What can fans and newcomers expect from this album’s sound?

“It’s about the same amount of heaviness as our last couple records. There’s some definite songs that explore more into the more metal sound, whether it’s an As I Lay Dying sound or Killswitch or Parkway – those big metalcore bands. We wanted to draw inspiration from them, like adding things like guitar solos and just bigger choruses, but at the end of the day, I think there’s still a tonne of songs that make it a Fit For A King record and doesn’t stray far from the formula. I’ve been telling a lot of people the singles are more of us exploring our sound, they’re not going to be your stereotypical Death Grip or Dark Skies – but the non-singles – the more deep cuts will make our old fans very happy when they hear them.”

What’s “Prophet” about?

“Prophet was inspired by our manager’s friend… (who) committed suicide before we went to the studio and I just wanted to write a song to help people dealing with the loss of family or friends to suicide. It’s kind of just a song from the point of view of somebody who is speaking to God saying, ‘Why did you let them get to this point? If you could create the universe, why couldn’t you fix them? Why couldn’t you help them?’ And it’s the point of view of somebody questioning – the chorus says, ‘Prophet do you have some words for me? Prophet am I too blind to see?’ Maybe I can’t see the reason why you let this happen … just questioning God – how could you not help him or her?

Do you find the band’s Christian beliefs help or hinder in these circumstances?

“I used to have those thoughts a while back, so I know where people come from when they have them. For me, personally, I believe that people have the free will to make their own decisions. Now, obviously there are exterior and interior forces that influence those decisions because I don’t think anybody chooses to be depressed. Nobody chooses to have anxiety, but I think most things are a product of our upbringing, of human choices throughout time and they shape us and people kind of use blaming God as a cop out sometimes versus self reflection. But it’s not even just God. People will blame other people for their own problems and blame their parents like ‘My parents did this. I was young’, and it’s like, ‘Well, you’re 30 now, so you can’t always just turn to your parents and say, ‘Well, I can’t change because my parents’. People go through horrible things and they have horrible abusive parents, but it doesn’t give you an excuse when you’re 30 to be horrible and abusive. Don’t continue the pattern. If you went through bad stuff, why put other people through bad stuff? Because then you’re just going to be the source of more issues for other people.”
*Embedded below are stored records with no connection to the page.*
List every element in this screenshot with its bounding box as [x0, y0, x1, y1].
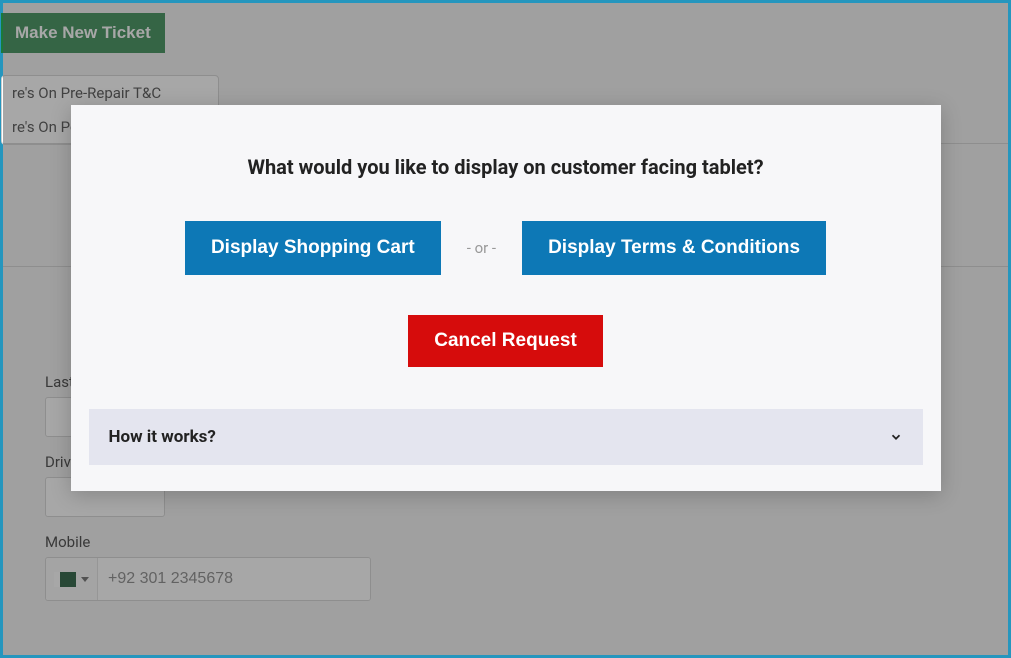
- display-choice-modal: What would you like to display on custom…: [71, 105, 941, 491]
- chevron-down-icon: [889, 430, 903, 444]
- how-it-works-accordion[interactable]: How it works?: [89, 409, 923, 465]
- accordion-title: How it works?: [109, 427, 216, 447]
- display-shopping-cart-button[interactable]: Display Shopping Cart: [185, 221, 441, 275]
- modal-title: What would you like to display on custom…: [89, 155, 923, 179]
- display-terms-conditions-button[interactable]: Display Terms & Conditions: [522, 221, 826, 275]
- modal-button-row: Display Shopping Cart - or - Display Ter…: [89, 221, 923, 275]
- or-separator: - or -: [467, 239, 496, 257]
- cancel-request-button[interactable]: Cancel Request: [408, 315, 603, 367]
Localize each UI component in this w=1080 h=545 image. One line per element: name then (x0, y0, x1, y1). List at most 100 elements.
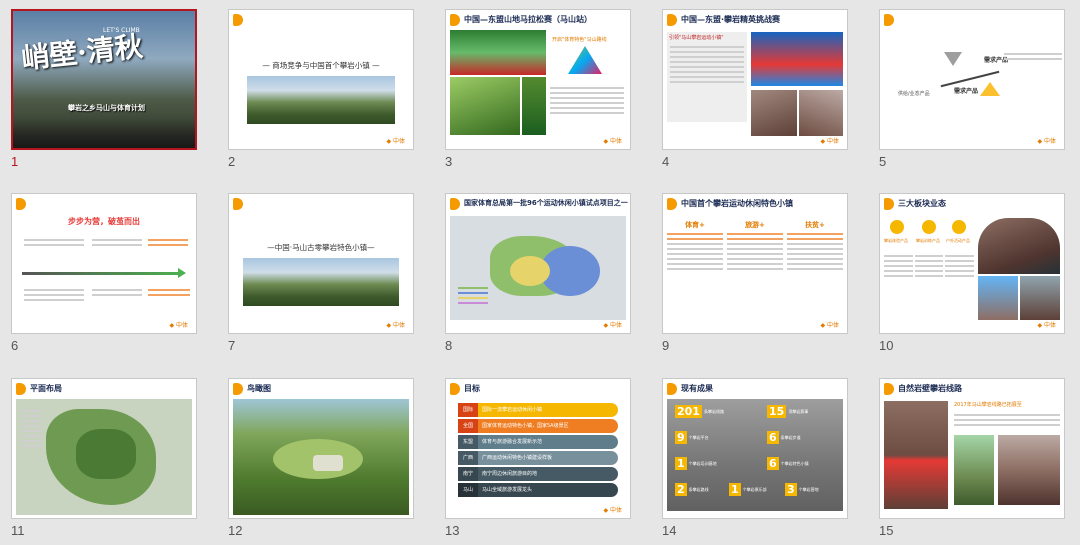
slide-header: 目标 (464, 384, 480, 393)
slide-header: 中国首个攀岩运动休闲特色小镇 (681, 199, 793, 208)
body-text (550, 84, 624, 117)
slide-thumb-7[interactable]: —中国·马山古零攀岩特色小镇— ◆ 中体 7 (217, 184, 434, 360)
slide-3[interactable]: 中国—东盟山地马拉松赛（马山站） 开启"体育特色"马山路线 ◆ 中体 (445, 9, 631, 150)
slide-thumb-6[interactable]: 步步为营，破茧而出 ◆ 中体 6 (0, 184, 217, 360)
slide-thumb-2[interactable]: — 商场竞争与中国首个攀岩小镇 — ◆ 中体 2 (217, 0, 434, 176)
goal-list: 国际 国际一流攀岩运动休闲小镇 全国 国家体育运动特色小镇，国家5A级景区 东盟… (458, 403, 618, 497)
col-tourism: 旅游+ (727, 220, 783, 320)
slide-thumb-8[interactable]: 国家体育总局第一批96个运动休闲小镇试点项目之一 ◆ 中体 8 (434, 184, 651, 360)
slide-thumb-4[interactable]: 中国—东盟·攀岩精英挑战赛 引领"马山攀岩运动小镇" ◆ 中体 4 (651, 0, 868, 176)
brand-logo-icon (884, 383, 894, 395)
slide-thumb-3[interactable]: 中国—东盟山地马拉松赛（马山站） 开启"体育特色"马山路线 ◆ 中体 3 (434, 0, 651, 176)
slide-thumb-10[interactable]: 三大板块业态 攀岩体验产品 攀岩训练产品 户外活动产品 ◆ 中体 10 (868, 184, 1080, 360)
slide-number: 1 (11, 154, 19, 169)
rockface-photo (998, 435, 1060, 505)
slide-12[interactable]: 鸟瞰图 (228, 378, 414, 519)
rock-foreground (13, 118, 195, 148)
goal-row: 南宁 南宁周边休闲旅游目的地 (458, 467, 618, 481)
slide-number: 3 (445, 154, 453, 169)
zoning-map (450, 216, 626, 320)
slide-header: 自然岩壁攀岩线路 (898, 384, 962, 393)
slide-number: 15 (879, 523, 894, 538)
climb-photo-1 (978, 276, 1018, 320)
highlight-text: 引领"马山攀岩运动小镇" (669, 35, 724, 41)
slide-thumb-13[interactable]: 目标 国际 国际一流攀岩运动休闲小镇 全国 国家体育运动特色小镇，国家5A级景区… (434, 369, 651, 545)
slide-thumb-9[interactable]: 中国首个攀岩运动休闲特色小镇 体育+ 旅游+ 扶贫+ ◆ 中体 9 (651, 184, 868, 360)
aerial-view-photo (233, 399, 409, 515)
climber-photo (884, 401, 948, 509)
slide-thumb-5[interactable]: 需求产品 供给/业态产品 需求产品 ◆ 中体 5 (868, 0, 1080, 176)
footer-brand: ◆ 中体 (820, 138, 839, 145)
brand-logo-icon (233, 198, 243, 210)
subtitle: 攀岩之乡马山与体育计划 (68, 104, 145, 112)
col-sport: 体育+ (667, 220, 723, 320)
slide-1[interactable]: 峭壁·清秋 LET'S CLIMB 攀岩之乡马山与体育计划 (11, 9, 197, 150)
cave-photo (978, 218, 1060, 274)
down-arrow-icon (944, 52, 962, 66)
slide-13[interactable]: 目标 国际 国际一流攀岩运动休闲小镇 全国 国家体育运动特色小镇，国家5A级景区… (445, 378, 631, 519)
slide-number: 8 (445, 338, 453, 353)
slide-sorter-grid: 峭壁·清秋 LET'S CLIMB 攀岩之乡马山与体育计划 1 — 商场竞争与中… (0, 0, 1080, 538)
climb-photo-1 (751, 90, 797, 136)
slide-4[interactable]: 中国—东盟·攀岩精英挑战赛 引领"马山攀岩运动小镇" ◆ 中体 (662, 9, 848, 150)
brand-logo-icon (667, 383, 677, 395)
slide-header: 平面布局 (30, 384, 62, 393)
highlight-text: 开启"体育特色"马山路线 (552, 37, 607, 43)
slide-number: 9 (662, 338, 670, 353)
slide-title: —中国·马山古零攀岩特色小镇— (267, 243, 375, 252)
slide-thumb-1[interactable]: 峭壁·清秋 LET'S CLIMB 攀岩之乡马山与体育计划 1 (0, 0, 217, 176)
slide-2[interactable]: — 商场竞争与中国首个攀岩小镇 — ◆ 中体 (228, 9, 414, 150)
climb-photo-2 (1020, 276, 1060, 320)
goal-row: 东盟 体育与旅游融合发展新示范 (458, 435, 618, 449)
side-text (1004, 50, 1062, 63)
site-plan-map (16, 399, 192, 515)
brand-logo-icon (16, 383, 26, 395)
label-left: 供给/业态产品 (898, 91, 930, 97)
landscape-photo (243, 258, 399, 306)
slide-5[interactable]: 需求产品 供给/业态产品 需求产品 ◆ 中体 (879, 9, 1065, 150)
slide-6[interactable]: 步步为营，破茧而出 ◆ 中体 (11, 193, 197, 334)
slide-thumb-14[interactable]: 现有成果 201 条攀岩线路 15 项攀岩赛事 9 个攀岩平台 6 条攀岩步道 1 个攀岩… (651, 369, 868, 545)
goal-row: 马山 马山全域旅游发展龙头 (458, 483, 618, 497)
label-right: 需求产品 (954, 88, 979, 95)
road-photo (450, 77, 520, 135)
circle-icon-2 (922, 220, 936, 234)
runner-photo (522, 77, 546, 135)
footer-brand: ◆ 中体 (603, 507, 622, 514)
footer-brand: ◆ 中体 (1037, 138, 1056, 145)
circle-icon-1 (890, 220, 904, 234)
slide-header: 鸟瞰图 (247, 384, 271, 393)
landscape-photo (247, 76, 395, 124)
footer-brand: ◆ 中体 (1037, 322, 1056, 329)
slide-number: 4 (662, 154, 670, 169)
slide-header: 中国—东盟山地马拉松赛（马山站） (464, 15, 592, 24)
brand-logo-icon (667, 14, 677, 26)
slide-thumb-11[interactable]: 平面布局 11 (0, 369, 217, 545)
slide-number: 13 (445, 523, 460, 538)
slide-number: 5 (879, 154, 887, 169)
slide-10[interactable]: 三大板块业态 攀岩体验产品 攀岩训练产品 户外活动产品 ◆ 中体 (879, 193, 1065, 334)
slide-thumb-12[interactable]: 鸟瞰图 12 (217, 369, 434, 545)
item-3: 户外活动产品 (946, 238, 970, 243)
brand-logo-icon (450, 198, 460, 210)
footer-brand: ◆ 中体 (603, 138, 622, 145)
arrow-right-icon (178, 268, 186, 278)
slide-number: 12 (228, 523, 243, 538)
slide-number: 7 (228, 338, 236, 353)
slide-14[interactable]: 现有成果 201 条攀岩线路 15 项攀岩赛事 9 个攀岩平台 6 条攀岩步道 1 个攀岩… (662, 378, 848, 519)
slide-number: 11 (11, 523, 25, 538)
slide-15[interactable]: 自然岩壁攀岩线路 2017年马山攀岩线路已拓展至 (879, 378, 1065, 519)
slide-number: 6 (11, 338, 19, 353)
camp-logo-icon (568, 46, 602, 74)
slide-thumb-15[interactable]: 自然岩壁攀岩线路 2017年马山攀岩线路已拓展至 15 (868, 369, 1080, 545)
slide-11[interactable]: 平面布局 (11, 378, 197, 519)
slide-9[interactable]: 中国首个攀岩运动休闲特色小镇 体育+ 旅游+ 扶贫+ ◆ 中体 (662, 193, 848, 334)
slide-number: 2 (228, 154, 236, 169)
brand-logo-icon (233, 14, 243, 26)
col-poverty: 扶贫+ (787, 220, 843, 320)
brand-logo-icon (450, 383, 460, 395)
slide-8[interactable]: 国家体育总局第一批96个运动休闲小镇试点项目之一 ◆ 中体 (445, 193, 631, 334)
footer-brand: ◆ 中体 (386, 322, 405, 329)
stats-background: 201 条攀岩线路 15 项攀岩赛事 9 个攀岩平台 6 条攀岩步道 1 个攀岩培训基地 … (667, 399, 843, 511)
slide-7[interactable]: —中国·马山古零攀岩特色小镇— ◆ 中体 (228, 193, 414, 334)
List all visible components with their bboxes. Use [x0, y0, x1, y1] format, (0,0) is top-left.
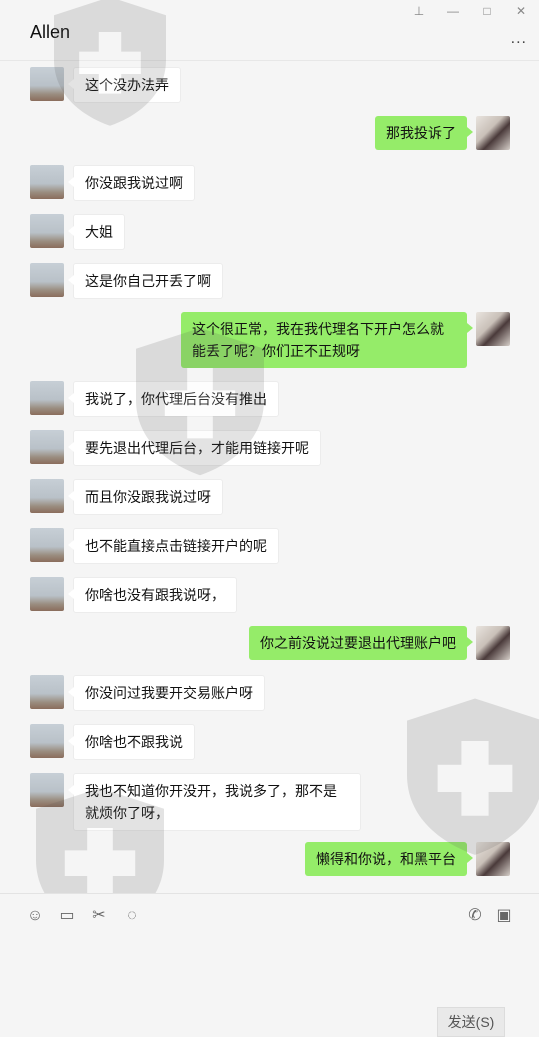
- avatar[interactable]: [30, 67, 64, 101]
- message-bubble[interactable]: 那我投诉了: [375, 116, 473, 150]
- avatar[interactable]: [30, 724, 64, 758]
- avatar[interactable]: [30, 479, 64, 513]
- message-incoming: 大姐: [30, 214, 125, 250]
- avatar[interactable]: [30, 214, 64, 248]
- message-bubble[interactable]: 也不能直接点击链接开户的呢: [68, 528, 279, 564]
- message-outgoing: 懒得和你说，和黑平台: [305, 842, 510, 876]
- message-bubble[interactable]: 你啥也没有跟我说呀，: [68, 577, 237, 613]
- avatar[interactable]: [30, 675, 64, 709]
- avatar[interactable]: [30, 528, 64, 562]
- more-button[interactable]: ...: [511, 30, 527, 48]
- avatar[interactable]: [30, 430, 64, 464]
- contact-name: Allen: [30, 22, 71, 42]
- message-bubble[interactable]: 这个很正常，我在我代理名下开户怎么就能丢了呢？你们正不正规呀: [181, 312, 473, 368]
- message-bubble[interactable]: 你没问过我要开交易账户呀: [68, 675, 265, 711]
- message-bubble[interactable]: 你之前没说过要退出代理账户吧: [249, 626, 473, 660]
- message-bubble[interactable]: 我也不知道你开没开，我说多了，那不是就烦你了呀，: [68, 773, 361, 831]
- message-incoming: 你啥也没有跟我说呀，: [30, 577, 237, 613]
- folder-icon[interactable]: ▭: [57, 906, 77, 926]
- message-incoming: 我说了，你代理后台没有推出: [30, 381, 279, 417]
- send-button[interactable]: 发送(S): [437, 1007, 505, 1037]
- message-outgoing: 那我投诉了: [375, 116, 510, 150]
- avatar[interactable]: [476, 842, 510, 876]
- avatar[interactable]: [30, 577, 64, 611]
- message-incoming: 要先退出代理后台，才能用链接开呢: [30, 430, 321, 466]
- message-bubble[interactable]: 大姐: [68, 214, 125, 250]
- title-bar: Allen ⊥ — □ ✕ ...: [0, 0, 539, 61]
- close-icon[interactable]: ✕: [513, 4, 529, 18]
- avatar[interactable]: [476, 626, 510, 660]
- emoji-icon[interactable]: ☺: [25, 906, 45, 926]
- minimize-icon[interactable]: —: [445, 4, 461, 18]
- message-bubble[interactable]: 这是你自己开丢了啊: [68, 263, 223, 299]
- message-outgoing: 你之前没说过要退出代理账户吧: [249, 626, 510, 660]
- avatar[interactable]: [476, 116, 510, 150]
- message-bubble[interactable]: 你啥也不跟我说: [68, 724, 195, 760]
- window-controls: ⊥ — □ ✕: [411, 4, 529, 18]
- message-bubble[interactable]: 这个没办法弄: [68, 67, 181, 103]
- scissors-icon[interactable]: ✂: [89, 906, 109, 926]
- phone-icon[interactable]: ✆: [465, 906, 485, 926]
- message-incoming: 我也不知道你开没开，我说多了，那不是就烦你了呀，: [30, 773, 361, 831]
- avatar[interactable]: [476, 312, 510, 346]
- message-incoming: 这是你自己开丢了啊: [30, 263, 223, 299]
- message-outgoing: 这个很正常，我在我代理名下开户怎么就能丢了呢？你们正不正规呀: [181, 312, 510, 368]
- chat-area[interactable]: 这个没办法弄 那我投诉了 你没跟我说过啊 大姐 这是你自己开丢了啊 这个很正常，…: [0, 61, 539, 893]
- avatar[interactable]: [30, 165, 64, 199]
- message-incoming: 也不能直接点击链接开户的呢: [30, 528, 279, 564]
- message-incoming: 而且你没跟我说过呀: [30, 479, 223, 515]
- avatar[interactable]: [30, 381, 64, 415]
- video-icon[interactable]: ▣: [494, 906, 514, 926]
- chat-icon[interactable]: ◌: [122, 906, 142, 926]
- message-bubble[interactable]: 我说了，你代理后台没有推出: [68, 381, 279, 417]
- pin-icon[interactable]: ⊥: [411, 4, 427, 18]
- message-bubble[interactable]: 懒得和你说，和黑平台: [305, 842, 473, 876]
- message-incoming: 你没问过我要开交易账户呀: [30, 675, 265, 711]
- avatar[interactable]: [30, 263, 64, 297]
- message-incoming: 你啥也不跟我说: [30, 724, 195, 760]
- maximize-icon[interactable]: □: [479, 4, 495, 18]
- message-bubble[interactable]: 你没跟我说过啊: [68, 165, 195, 201]
- message-incoming: 这个没办法弄: [30, 67, 181, 103]
- message-bubble[interactable]: 而且你没跟我说过呀: [68, 479, 223, 515]
- avatar[interactable]: [30, 773, 64, 807]
- message-bubble[interactable]: 要先退出代理后台，才能用链接开呢: [68, 430, 321, 466]
- message-incoming: 你没跟我说过啊: [30, 165, 195, 201]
Let’s talk about the big tour with Parkway, Hatebreed, Knocked Loose and yourselves slated for this year. Have you heard any more news about its status?

“The last I heard they announced it was cancelled and they were going to look into rescheduling for late 2021. It’s such a bummer. We have another tour in 2021 they’re also talking about rescheduling in late 2021 and that’s another big US tour. And I’m like, ‘Cool, so we might just have to only do one of them’. At this point, I’m not going to complain about touring. I’ll do as many tours as I possibly can.”

Well hopefully you can get the album on the road at some stage and Grater looks forward to another catch up.

“Absolutely. And the second we can tour again, and we’re allowed in Australia, we’re gonna be there.”